Lamentations 2:16 - John Gill's Exposition of the Entire Bible

Bible Comments

All thine enemies have opened their mouth against thee,.... Or "widened" x them; stretched them out as far as they could, to reproach, blaspheme, and insult; or, like gaping beasts, to swallow up and devour:

they hiss and gnash their teeth; hiss like serpents, and gnash their teeth in wrath and fury; all expressing their extreme hatred and abhorrence of the Jews, and the delight they took in their ruin and destruction:

they say, we have swallowed [her] up; all her wealth and riches were corns into their hands, and were all their own; as well as they thought these were all their own doings, owing to their wisdom and skill, courage and strength; not seeing and knowing the hand of God in all this.
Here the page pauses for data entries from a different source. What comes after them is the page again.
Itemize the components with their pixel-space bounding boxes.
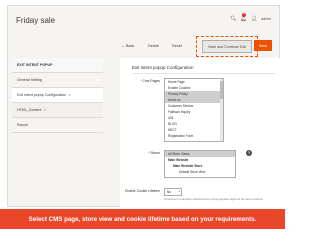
sidebar-heading: EXIT INTENT POPUP <box>12 58 103 73</box>
check-icon: ✓ <box>43 108 47 112</box>
user-icon[interactable]: 👤︎ <box>251 16 257 22</box>
page-title: Friday sale <box>16 16 56 25</box>
store-option[interactable]: Default Store View <box>165 169 235 175</box>
back-button[interactable]: ← Back <box>121 44 134 48</box>
sidebar-item-label: General Setting <box>17 78 42 82</box>
delete-button[interactable]: Delete <box>148 44 159 48</box>
sidebar-item-label: Exit intent popup Configuration <box>17 93 67 97</box>
sidebar-item-configuration[interactable]: Exit intent popup Configuration ✓ <box>12 88 103 103</box>
stores-label: * Stores <box>126 151 160 155</box>
check-icon: ✓ <box>68 93 72 97</box>
instruction-banner: Select CMS page, store view and cookie l… <box>0 209 285 229</box>
banner-text: Select CMS page, store view and cookie l… <box>28 215 257 223</box>
cms-pages-label-text: Cms Pages <box>142 79 160 83</box>
scrollbar[interactable] <box>220 79 223 141</box>
cookie-lifetime-value: No <box>167 190 172 194</box>
cookie-lifetime-label: Enable Cookie Lifetime <box>125 189 160 193</box>
search-icon[interactable]: 🔍︎ <box>230 16 236 22</box>
reset-button[interactable]: Reset <box>172 44 182 48</box>
sidebar-item-html-content[interactable]: HTML_Content ✓ <box>12 103 103 118</box>
sidebar-item-general-setting[interactable]: General Setting <box>12 73 103 88</box>
chevron-down-icon: ▾ <box>178 190 180 193</box>
scroll-thumb[interactable] <box>220 81 223 99</box>
save-button[interactable]: Save <box>254 40 272 51</box>
bell-icon: 🔔︎ <box>240 16 247 22</box>
header-tools: 🔍︎ 🔔︎ 1 👤︎ admin <box>230 12 271 22</box>
section-divider <box>132 73 276 74</box>
notification-count: 1 <box>242 12 247 17</box>
cms-pages-label: * Cms Pages <box>126 79 160 83</box>
sidebar: EXIT INTENT POPUP General Setting Exit i… <box>12 58 103 208</box>
sidebar-heading-label: EXIT INTENT POPUP <box>17 63 53 67</box>
config-panel: Exit intent popup Configuration * Cms Pa… <box>120 58 280 210</box>
admin-window: Friday sale 🔍︎ 🔔︎ 1 👤︎ admin ← Back Dele… <box>7 5 280 210</box>
save-continue-button[interactable]: Save and Continue Edit <box>202 40 252 53</box>
notifications-bell[interactable]: 🔔︎ 1 <box>240 12 247 22</box>
cms-option[interactable]: Registration Form <box>165 133 223 139</box>
sidebar-item-report[interactable]: Report <box>12 118 103 133</box>
sidebar-item-label: Report <box>17 123 28 127</box>
cookie-lifetime-select[interactable]: No ▾ <box>164 188 182 196</box>
stores-label-text: Stores <box>150 151 160 155</box>
stores-multiselect[interactable]: All Store Views Main Website Main Websit… <box>164 150 236 178</box>
cms-pages-multiselect[interactable]: Home Page Enable Cookies Privacy Policy … <box>164 78 224 142</box>
section-title: Exit intent popup Configuration <box>132 65 194 70</box>
action-bar: ← Back Delete Reset Save and Continue Ed… <box>8 36 279 57</box>
user-menu[interactable]: admin <box>261 17 271 21</box>
cookie-lifetime-note: If customer is eventually closed/remove … <box>164 198 264 201</box>
help-icon[interactable]: ? <box>246 150 252 156</box>
sidebar-item-label: HTML_Content <box>17 108 42 112</box>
These words seem to be the words of the Chaldeans particularly:

certainly this [is] the day that we have looked for; we have found, we have seen [it]: this day of Jerusalem's destruction, which they had long looked for, and earnestly desired; and now it was come; and they had what they so much wished for; and express it with the utmost pleasure. In this verse the order of the alphabet is not observed the letter פ, "pe", being set before the letter ע, "ain", which should be first, according to the constant order of the alphabet; and which was so before the times of Jeremiah, even in David's time, as appears by the ninety ninth Psalm, and others. Grotius thinks it is after the manner of the Chaldeans; but the order of the Hebrew and Chaldee alphabets is the same Dr Lightfoot thinks y the prophet, by this charge, hints at the seventy years that Jerusalem should be desolate, which were now begun; the letter ע, "ain", in numbers, denoting seventy. So Mr. Bedford z, who observes, that the transposition of these letters seems to show the confusion in which the prophet was, when he considered that this captivity should last seventy years. Jarchi a says one is put before the other, because they spoke with their mouths what they saw not with their eyes; "pe" signifying the mouth, and "ain" an eye.

x פצו "dilatant", Junius & Tremellius, Piscator. y Vol. 1. p. 129. z Scripture Chronology, p. 685. a E Talmud Bab. Sanhedrin, fol. 104. 2.

Lamentations 2:16

16 All thine enemies have opened their mouth against thee: they hiss and gnash the teeth: they say, We have swallowed her up: certainly this is the day that we looked for; we have found, we have seen it.